After February landslide win, 42-year-old set to govern for another five years with near-total control of parliament and other state institutions.

Bukele came to power promising to crush criminal gangs [File: Jose Cabezas/Reuters]

El Salvador’s President Nayib Bukele is set to be sworn in for a second term, riding on a wave of popularity that has helped him consolidate his power and influence in the country.

The 42-year-old, who unapologetically describes himself as a “cool dictator”, was re-elected in February with 85 percent of the vote.

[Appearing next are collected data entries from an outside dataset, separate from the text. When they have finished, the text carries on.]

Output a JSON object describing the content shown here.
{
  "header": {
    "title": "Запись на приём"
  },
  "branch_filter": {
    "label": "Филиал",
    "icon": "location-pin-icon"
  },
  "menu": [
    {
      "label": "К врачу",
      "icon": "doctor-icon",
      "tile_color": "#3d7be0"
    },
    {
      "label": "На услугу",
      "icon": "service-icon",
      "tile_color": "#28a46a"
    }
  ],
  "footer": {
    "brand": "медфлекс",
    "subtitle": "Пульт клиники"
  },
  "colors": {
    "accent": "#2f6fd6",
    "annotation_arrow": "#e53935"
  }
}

He is set to govern for another five years with near-total control of parliament and other state institutions.

The former publicist and mayor will take the oath of office at the National Palace in the capital, San Salvador, on Saturday.


The ceremony is due to be attended by dignitaries including Spanish King Felipe VI and Argentinian President Javier Milei, with whom Bukele shares an admiration for former United States President Donald Trump, whose son and namesake is also attending the event.

On Friday, inauguration preparations were disrupted by reports that police thwarted a plot to detonate explosives at locations across the country.

Bukele enjoys sky-high approval ratings due to his brutal crackdown on criminal gangs, credited with returning a sense of normalcy to a violence-fatigued society.


The campaign has drawn criticism from rights groups but has made Bukele the most popular leader in Latin America, according to a regional poll.

Bukele’s New Ideas party scored a near-clean sweep in legislative elections, where it took 54 of 60 seats.

Yet experts warn his extended honeymoon with voters may be nearing its end as economic worries overtake safety concerns in the public discourse, amid high government debt and fast-rising prices for consumer goods in a country where more than a quarter of the six million population lives in poverty.

Food inflation, meanwhile, has outpaced salary increases while public debt has skyrocketed on his watch to more than $30bn, or 84 percent of the country’s gross domestic product (GDP).

Argentina’s President Javier Milei takes part in a welcome ceremony with El Salvador’s Minister of Foreign Affairs Alexandra Hill Tinoco as Milei arrives to participate in Bukele’s second term inauguration ceremony [Jose Cabezas/Reuters]

Gangs as a ‘cancer’

Bukele will have even more power in his second term after the legislative assembly approved a reform that will make it easier for him to push through constitutional changes.

The president has laughed off criticism of authoritarian tendencies, but he was only able to seek re-election after a loyalist Supreme Court ruling allowed him to bypass a constitutional ban on successive terms.


“What he has demonstrated is that the law is irrelevant and that he can do whatever he wants, how he wants,” public policy expert Carlos Carcach told AFP news agency, describing Bukele as an “all-powerful” president.

With his preferred getup of jeans and a baseball cap, millennial Bukele came to power in 2019 promising to crush the country’s gangs, to which he attributes some 120,000 murders over three decades – more than the 75,000 lives lost in El Salvador’s civil war from 1980 to 1992.

During Bukele’s first term, authorities rounded up more than 80,000 presumed gangsters under a state of emergency in place since March 2022 that allows for arrest without a warrant.

His government also built the largest prison in Latin America to hold them.

The result, Bukele has boasted, has been turning “the murder capital of the world, the world’s most dangerous country, into the safest country in the Western Hemisphere”.

But it has come at a cost.

Human Rights Watch and Amnesty International have reported the killing and torture of detainees, and thousands of innocent people – including minors – among those arrested.